Except I’m using Firefox, on a Macintosh. Why the heck would a Mac running Firefox redirect a malformed link to Microsoft, of all places? Have the tendrils of evil really reached that far?
When Firefox detects a string which is not a valid URL in the address bar, it launces a Google “I’m Feeling Lucky” search, which takes you to the first Google result for the entry. The first Google hit for “http://” is Microsoft.com. I assume that’s what’s happening here, although I’m not sure why it’s truncating it this way.
Which means, “if you get an unknown keyword, do a Google ‘I’m feeling lucky’ search on it.”
As for why it’s truncated - I’m assuming Firefox parses along the URL line, looking for a valid URL. s soon as it hits something that prevents it from being a valid URL - in this case, the double quote http://", it feeds everything that preceded it to the Google search. Google (AFAIK) ignores “special” characters like : / " so you end up searching for just “http” without the quotes.
The next question is, why should “http” make Google think of Microsoft?
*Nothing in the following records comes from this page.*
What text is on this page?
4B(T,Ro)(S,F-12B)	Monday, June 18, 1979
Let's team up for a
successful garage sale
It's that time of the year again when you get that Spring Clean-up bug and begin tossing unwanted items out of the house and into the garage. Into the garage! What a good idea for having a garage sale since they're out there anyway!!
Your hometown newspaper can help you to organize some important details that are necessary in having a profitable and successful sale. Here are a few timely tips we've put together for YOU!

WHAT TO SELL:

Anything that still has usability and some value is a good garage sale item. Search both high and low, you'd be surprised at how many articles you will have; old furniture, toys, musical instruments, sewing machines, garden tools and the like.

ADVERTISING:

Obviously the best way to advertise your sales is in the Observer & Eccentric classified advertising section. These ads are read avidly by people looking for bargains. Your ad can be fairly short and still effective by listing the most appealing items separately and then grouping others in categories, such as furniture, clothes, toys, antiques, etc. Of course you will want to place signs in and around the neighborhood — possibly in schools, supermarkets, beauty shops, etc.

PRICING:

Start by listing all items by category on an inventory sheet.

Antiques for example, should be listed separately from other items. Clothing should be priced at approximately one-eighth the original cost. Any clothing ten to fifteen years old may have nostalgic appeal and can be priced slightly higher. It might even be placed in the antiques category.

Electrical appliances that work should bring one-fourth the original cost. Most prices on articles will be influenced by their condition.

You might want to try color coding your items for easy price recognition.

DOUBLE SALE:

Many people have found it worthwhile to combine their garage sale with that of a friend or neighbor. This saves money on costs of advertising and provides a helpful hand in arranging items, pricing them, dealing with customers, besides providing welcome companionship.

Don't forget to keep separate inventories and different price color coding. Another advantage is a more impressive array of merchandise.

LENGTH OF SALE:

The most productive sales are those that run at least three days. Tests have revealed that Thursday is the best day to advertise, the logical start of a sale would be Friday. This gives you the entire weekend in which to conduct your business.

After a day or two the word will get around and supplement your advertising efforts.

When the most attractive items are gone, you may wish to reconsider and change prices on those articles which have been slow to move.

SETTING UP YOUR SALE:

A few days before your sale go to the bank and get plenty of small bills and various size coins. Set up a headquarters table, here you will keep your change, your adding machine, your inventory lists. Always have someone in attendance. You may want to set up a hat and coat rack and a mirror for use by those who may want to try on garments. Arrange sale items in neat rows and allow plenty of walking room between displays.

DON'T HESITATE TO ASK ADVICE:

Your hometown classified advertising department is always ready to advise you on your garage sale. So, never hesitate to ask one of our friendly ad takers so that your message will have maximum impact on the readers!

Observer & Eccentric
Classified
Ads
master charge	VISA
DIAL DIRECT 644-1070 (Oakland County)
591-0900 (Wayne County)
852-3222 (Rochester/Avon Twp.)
Probably because www.http.com is a lame search site (don’t bother visiting - it may have cooties) that seems to want to redirect me to microsoft.com.
Because just about all links use it, and Microsoft scores higher than any other site in Google’s ranking system of cross-linking sites. This in turn will be due to the Microsoft website’s size, turn over and frequency of linking (although no-one can say for sure because Google keeps its exact ranking mechanism a trade secret.)